Mary Jane gazed after her, a moody puzzled expression on her face, while Mrs Conroy leaned over the banisters to listen for the hall-door. Gabriel asked himself was he the cause of her abrupt departure. But she did not seem to be in ill humour – she had gone away laughing. He stared blankly down the staircase.
At the moment Aunt Kate came toddling out of the supper-room, almost wringing her hands in despair.
‘Where is Gabriel?’ she cried. ‘Where on earth is Gabriel? There’s everyone waiting in there, stage to let, and nobody to carve the goose!’
‘Here I am, Aunt Kate!’ cried Gabriel, with sudden animation, ‘ready to carve a flock of geese, if necessary.’

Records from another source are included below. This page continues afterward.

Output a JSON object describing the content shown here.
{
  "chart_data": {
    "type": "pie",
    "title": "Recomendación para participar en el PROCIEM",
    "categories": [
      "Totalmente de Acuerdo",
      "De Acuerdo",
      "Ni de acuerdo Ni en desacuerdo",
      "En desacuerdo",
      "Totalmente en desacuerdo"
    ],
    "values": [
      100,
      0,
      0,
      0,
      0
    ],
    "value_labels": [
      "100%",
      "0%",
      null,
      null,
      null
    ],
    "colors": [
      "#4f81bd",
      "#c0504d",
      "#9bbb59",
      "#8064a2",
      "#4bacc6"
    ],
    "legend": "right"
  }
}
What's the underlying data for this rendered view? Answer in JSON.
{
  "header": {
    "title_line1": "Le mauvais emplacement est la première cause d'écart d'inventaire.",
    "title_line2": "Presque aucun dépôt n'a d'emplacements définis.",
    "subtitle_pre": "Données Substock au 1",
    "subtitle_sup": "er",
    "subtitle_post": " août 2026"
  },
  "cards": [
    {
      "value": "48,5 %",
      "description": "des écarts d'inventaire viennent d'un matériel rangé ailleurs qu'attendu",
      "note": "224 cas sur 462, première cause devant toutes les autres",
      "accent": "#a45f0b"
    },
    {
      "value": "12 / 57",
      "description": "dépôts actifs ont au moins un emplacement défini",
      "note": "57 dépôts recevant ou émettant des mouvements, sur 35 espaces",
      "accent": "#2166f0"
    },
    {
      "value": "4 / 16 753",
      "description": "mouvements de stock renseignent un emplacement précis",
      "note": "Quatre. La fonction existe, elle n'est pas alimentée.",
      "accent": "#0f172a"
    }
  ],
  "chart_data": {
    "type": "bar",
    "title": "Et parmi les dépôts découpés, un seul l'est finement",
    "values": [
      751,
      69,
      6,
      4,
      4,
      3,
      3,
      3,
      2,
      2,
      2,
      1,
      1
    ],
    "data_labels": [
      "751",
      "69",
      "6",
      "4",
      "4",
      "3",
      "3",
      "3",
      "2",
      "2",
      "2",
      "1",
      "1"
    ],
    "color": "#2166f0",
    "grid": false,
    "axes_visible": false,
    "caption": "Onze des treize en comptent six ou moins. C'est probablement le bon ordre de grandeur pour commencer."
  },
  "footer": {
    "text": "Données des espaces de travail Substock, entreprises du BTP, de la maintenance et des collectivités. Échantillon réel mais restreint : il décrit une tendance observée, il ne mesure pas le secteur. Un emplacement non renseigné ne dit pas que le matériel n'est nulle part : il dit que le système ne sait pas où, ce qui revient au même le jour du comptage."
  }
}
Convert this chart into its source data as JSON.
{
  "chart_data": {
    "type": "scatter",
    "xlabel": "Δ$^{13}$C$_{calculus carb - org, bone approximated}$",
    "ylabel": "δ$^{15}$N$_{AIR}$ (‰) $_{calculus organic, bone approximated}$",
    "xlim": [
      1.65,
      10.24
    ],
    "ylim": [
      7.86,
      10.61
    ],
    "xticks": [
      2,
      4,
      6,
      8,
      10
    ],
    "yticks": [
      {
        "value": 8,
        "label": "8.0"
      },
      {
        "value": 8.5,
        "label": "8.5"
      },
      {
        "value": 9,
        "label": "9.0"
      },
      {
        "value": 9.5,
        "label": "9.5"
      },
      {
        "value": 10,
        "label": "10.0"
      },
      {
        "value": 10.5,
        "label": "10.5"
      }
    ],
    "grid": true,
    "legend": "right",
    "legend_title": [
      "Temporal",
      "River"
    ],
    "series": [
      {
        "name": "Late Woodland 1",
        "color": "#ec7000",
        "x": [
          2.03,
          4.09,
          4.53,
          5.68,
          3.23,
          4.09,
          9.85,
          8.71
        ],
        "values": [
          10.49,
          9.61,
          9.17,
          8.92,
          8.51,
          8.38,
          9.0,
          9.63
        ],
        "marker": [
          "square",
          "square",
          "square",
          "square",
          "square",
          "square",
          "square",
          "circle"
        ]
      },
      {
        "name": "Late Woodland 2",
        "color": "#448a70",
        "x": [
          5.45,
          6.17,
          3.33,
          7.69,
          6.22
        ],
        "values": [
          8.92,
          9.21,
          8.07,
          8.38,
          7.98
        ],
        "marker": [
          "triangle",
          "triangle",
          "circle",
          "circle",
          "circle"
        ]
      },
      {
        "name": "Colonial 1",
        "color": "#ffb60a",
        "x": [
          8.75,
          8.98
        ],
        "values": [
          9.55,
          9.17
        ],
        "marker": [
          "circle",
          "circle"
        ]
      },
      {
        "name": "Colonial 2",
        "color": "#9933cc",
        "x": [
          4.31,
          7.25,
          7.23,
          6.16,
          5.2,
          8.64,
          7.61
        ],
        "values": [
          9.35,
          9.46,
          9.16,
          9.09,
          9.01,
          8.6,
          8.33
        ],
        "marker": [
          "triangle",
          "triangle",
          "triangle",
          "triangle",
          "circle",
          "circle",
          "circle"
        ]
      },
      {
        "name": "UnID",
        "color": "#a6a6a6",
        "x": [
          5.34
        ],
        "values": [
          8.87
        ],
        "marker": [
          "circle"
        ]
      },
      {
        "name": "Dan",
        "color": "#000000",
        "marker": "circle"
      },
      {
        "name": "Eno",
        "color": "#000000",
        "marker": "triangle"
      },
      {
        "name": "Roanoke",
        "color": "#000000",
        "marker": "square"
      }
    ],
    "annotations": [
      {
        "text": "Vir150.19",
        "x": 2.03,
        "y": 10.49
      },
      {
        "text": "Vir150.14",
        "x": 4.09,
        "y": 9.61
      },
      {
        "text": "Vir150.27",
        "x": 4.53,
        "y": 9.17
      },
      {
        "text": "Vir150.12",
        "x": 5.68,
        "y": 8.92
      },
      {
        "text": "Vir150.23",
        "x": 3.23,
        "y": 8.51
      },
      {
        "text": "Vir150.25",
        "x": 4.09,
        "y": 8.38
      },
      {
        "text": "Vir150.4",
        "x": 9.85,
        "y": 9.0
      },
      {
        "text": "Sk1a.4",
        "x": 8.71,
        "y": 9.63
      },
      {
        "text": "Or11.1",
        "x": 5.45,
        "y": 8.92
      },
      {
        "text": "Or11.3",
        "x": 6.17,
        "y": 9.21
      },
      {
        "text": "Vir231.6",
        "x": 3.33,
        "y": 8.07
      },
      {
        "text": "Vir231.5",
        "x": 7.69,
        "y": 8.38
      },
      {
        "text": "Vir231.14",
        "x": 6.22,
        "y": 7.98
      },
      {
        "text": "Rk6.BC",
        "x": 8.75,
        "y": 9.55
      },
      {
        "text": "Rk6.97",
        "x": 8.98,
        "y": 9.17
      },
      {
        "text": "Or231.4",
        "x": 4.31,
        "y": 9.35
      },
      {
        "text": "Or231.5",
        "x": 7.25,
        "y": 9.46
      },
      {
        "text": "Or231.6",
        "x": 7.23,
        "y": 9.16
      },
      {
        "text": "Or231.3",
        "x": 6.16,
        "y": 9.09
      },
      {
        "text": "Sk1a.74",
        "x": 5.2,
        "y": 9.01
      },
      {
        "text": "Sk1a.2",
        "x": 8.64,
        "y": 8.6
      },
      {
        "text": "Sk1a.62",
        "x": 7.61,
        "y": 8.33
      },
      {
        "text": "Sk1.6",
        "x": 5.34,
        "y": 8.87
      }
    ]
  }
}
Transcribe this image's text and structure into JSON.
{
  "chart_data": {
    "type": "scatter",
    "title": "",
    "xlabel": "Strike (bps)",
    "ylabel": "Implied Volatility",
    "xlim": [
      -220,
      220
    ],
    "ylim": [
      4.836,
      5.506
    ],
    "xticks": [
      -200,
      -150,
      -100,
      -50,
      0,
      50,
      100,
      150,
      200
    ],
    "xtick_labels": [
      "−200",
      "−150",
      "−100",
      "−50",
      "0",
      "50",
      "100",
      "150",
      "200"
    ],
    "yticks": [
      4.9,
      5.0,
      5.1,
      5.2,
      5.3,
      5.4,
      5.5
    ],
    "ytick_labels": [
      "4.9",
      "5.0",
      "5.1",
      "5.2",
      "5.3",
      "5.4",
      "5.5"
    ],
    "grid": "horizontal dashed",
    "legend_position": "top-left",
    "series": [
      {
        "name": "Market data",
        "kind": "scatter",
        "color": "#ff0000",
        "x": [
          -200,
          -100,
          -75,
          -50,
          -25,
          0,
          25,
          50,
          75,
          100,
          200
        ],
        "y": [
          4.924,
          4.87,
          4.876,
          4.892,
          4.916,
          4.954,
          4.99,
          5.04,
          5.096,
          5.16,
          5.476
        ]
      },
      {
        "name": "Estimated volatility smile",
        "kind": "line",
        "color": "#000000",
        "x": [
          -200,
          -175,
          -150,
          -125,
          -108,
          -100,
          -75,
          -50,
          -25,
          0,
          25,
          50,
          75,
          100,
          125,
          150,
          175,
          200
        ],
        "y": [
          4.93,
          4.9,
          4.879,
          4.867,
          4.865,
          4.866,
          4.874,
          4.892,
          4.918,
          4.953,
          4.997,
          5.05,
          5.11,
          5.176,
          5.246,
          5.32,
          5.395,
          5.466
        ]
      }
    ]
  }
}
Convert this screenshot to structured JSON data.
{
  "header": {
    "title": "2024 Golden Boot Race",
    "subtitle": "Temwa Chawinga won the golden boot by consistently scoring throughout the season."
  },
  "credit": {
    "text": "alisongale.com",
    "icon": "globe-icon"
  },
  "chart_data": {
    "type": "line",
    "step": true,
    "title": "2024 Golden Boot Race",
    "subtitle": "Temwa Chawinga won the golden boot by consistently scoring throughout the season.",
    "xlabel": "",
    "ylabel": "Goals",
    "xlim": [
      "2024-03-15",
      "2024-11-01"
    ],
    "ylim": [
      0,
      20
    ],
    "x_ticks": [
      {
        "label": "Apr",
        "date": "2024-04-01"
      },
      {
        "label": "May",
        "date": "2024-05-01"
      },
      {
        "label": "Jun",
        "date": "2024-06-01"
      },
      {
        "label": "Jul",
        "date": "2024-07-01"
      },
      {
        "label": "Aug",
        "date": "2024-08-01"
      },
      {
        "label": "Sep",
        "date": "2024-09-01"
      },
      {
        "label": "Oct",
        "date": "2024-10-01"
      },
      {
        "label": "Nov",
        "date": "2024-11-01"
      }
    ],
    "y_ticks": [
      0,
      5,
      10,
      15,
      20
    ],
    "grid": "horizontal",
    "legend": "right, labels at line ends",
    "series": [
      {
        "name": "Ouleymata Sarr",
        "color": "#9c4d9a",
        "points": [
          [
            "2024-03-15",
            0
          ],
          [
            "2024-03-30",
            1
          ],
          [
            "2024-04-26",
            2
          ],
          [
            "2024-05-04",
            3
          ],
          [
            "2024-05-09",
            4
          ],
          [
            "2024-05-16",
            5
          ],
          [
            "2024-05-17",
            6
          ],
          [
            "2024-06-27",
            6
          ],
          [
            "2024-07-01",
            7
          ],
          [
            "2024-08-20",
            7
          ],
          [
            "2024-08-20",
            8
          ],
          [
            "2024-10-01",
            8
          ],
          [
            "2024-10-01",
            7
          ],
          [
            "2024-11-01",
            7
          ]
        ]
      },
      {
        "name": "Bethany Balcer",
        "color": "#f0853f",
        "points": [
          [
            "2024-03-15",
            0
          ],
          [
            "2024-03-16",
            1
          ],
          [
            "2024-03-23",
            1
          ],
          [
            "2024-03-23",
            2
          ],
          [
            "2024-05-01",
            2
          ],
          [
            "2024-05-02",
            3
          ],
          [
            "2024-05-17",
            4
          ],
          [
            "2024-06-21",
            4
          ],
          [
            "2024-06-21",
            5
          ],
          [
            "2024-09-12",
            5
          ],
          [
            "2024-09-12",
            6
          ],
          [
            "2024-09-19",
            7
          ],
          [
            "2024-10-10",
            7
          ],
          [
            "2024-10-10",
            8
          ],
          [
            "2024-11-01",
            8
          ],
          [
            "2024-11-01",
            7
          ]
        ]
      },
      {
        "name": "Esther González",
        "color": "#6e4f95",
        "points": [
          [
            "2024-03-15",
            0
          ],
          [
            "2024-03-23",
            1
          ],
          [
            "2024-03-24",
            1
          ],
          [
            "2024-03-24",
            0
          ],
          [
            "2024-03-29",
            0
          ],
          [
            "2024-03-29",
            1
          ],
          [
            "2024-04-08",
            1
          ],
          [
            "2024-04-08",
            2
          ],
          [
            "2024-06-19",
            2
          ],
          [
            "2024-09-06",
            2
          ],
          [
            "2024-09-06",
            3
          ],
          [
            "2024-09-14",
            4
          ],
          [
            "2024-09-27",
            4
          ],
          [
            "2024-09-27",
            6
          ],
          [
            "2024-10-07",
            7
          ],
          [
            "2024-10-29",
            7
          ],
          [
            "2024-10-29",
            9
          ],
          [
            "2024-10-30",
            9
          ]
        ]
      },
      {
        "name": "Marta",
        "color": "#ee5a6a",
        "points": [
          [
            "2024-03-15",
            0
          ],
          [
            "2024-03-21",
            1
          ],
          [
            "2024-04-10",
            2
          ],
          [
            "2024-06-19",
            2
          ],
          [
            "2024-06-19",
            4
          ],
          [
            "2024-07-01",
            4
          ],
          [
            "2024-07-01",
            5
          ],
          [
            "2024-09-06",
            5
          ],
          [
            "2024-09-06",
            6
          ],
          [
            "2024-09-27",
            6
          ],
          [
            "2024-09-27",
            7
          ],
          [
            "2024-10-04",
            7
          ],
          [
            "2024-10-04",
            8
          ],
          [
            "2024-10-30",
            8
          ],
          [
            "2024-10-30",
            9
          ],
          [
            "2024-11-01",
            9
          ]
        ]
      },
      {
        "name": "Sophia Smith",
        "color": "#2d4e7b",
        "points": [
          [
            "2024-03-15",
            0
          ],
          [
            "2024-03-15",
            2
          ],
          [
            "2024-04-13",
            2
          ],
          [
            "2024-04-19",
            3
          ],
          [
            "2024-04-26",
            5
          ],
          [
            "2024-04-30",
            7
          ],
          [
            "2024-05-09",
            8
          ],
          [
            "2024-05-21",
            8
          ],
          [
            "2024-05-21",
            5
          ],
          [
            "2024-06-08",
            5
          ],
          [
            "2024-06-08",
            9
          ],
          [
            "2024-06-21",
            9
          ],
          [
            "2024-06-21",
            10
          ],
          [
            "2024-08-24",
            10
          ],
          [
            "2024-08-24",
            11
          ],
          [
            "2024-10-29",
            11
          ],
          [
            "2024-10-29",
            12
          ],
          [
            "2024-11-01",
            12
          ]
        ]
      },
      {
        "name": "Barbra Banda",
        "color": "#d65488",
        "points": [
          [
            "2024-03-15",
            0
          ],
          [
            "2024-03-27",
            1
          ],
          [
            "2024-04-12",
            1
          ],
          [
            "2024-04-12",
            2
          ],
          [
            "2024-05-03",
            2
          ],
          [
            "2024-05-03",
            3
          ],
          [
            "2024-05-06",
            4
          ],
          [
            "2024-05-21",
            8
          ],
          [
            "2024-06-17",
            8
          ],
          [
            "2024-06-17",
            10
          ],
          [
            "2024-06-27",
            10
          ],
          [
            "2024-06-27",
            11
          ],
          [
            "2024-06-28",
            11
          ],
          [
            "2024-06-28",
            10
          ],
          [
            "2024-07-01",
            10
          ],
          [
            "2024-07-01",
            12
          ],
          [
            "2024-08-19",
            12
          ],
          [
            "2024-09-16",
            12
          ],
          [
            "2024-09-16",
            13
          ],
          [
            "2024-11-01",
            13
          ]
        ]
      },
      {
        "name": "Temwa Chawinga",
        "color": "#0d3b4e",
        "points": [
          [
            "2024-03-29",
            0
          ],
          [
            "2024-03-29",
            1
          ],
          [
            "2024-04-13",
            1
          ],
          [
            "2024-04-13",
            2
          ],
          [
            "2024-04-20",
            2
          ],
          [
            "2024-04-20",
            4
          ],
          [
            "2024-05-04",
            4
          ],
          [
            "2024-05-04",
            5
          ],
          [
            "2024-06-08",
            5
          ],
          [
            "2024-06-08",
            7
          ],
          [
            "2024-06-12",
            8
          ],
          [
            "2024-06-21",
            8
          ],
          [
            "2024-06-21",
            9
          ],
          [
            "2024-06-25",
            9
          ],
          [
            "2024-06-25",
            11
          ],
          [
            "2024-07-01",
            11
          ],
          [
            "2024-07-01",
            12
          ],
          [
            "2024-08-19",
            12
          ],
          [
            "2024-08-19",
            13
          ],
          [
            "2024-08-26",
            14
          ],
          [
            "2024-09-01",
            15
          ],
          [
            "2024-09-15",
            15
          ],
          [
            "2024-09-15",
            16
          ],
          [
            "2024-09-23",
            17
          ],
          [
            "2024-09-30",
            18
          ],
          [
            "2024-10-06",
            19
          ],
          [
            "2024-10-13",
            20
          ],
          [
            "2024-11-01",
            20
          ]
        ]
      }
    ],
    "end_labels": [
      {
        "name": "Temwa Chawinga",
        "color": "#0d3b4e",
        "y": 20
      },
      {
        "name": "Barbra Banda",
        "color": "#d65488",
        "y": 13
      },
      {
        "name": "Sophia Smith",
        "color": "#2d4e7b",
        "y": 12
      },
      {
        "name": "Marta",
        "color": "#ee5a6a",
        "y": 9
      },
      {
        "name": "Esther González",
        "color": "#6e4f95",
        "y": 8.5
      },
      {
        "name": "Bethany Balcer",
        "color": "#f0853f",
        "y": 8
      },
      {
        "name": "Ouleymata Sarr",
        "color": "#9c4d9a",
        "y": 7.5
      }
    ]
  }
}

A fat brown goose lay at one end of the table, and at the other end, on a bed of creased paper strewn with sprigs of parsley, lay a great ham, stripped of its outer skin and peppered over with crust crumbs, a neat paper frill round its shin, and beside this was a round of spiced beef. Between these rival ends ran parallel lines of side-dishes: two little minsters of jelly, red and yellow; a shallow dish full of blocks of blancmange and red jam, a large green leaf-shaped dish with a stalk-shaped handle, on which lay bunches of purple raisins and peeled almonds, a companion dish on which lay a solid rectangle of Smyrna figs, a dish of custard topped with grated nutmeg, a small bowl full of chocolates and sweets wrapped in gold and silver papers and a glass vase in which stood some tall celery stalks. In the centre of the table there stood, as sentries to a fruit-stand which upheld a pyramid of oranges and American apples, two squat old-fashioned decanters of cut glass, one containing port and the other dark sherry. On the closed square piano a pudding in a huge yellow dish lay in waiting, and behind it were three squads of bottles of stout and ale and minerals drawn up according to the colours of their uniforms, the first two black, with brown and red labels, the third and smallest squad white, with transverse green sashes.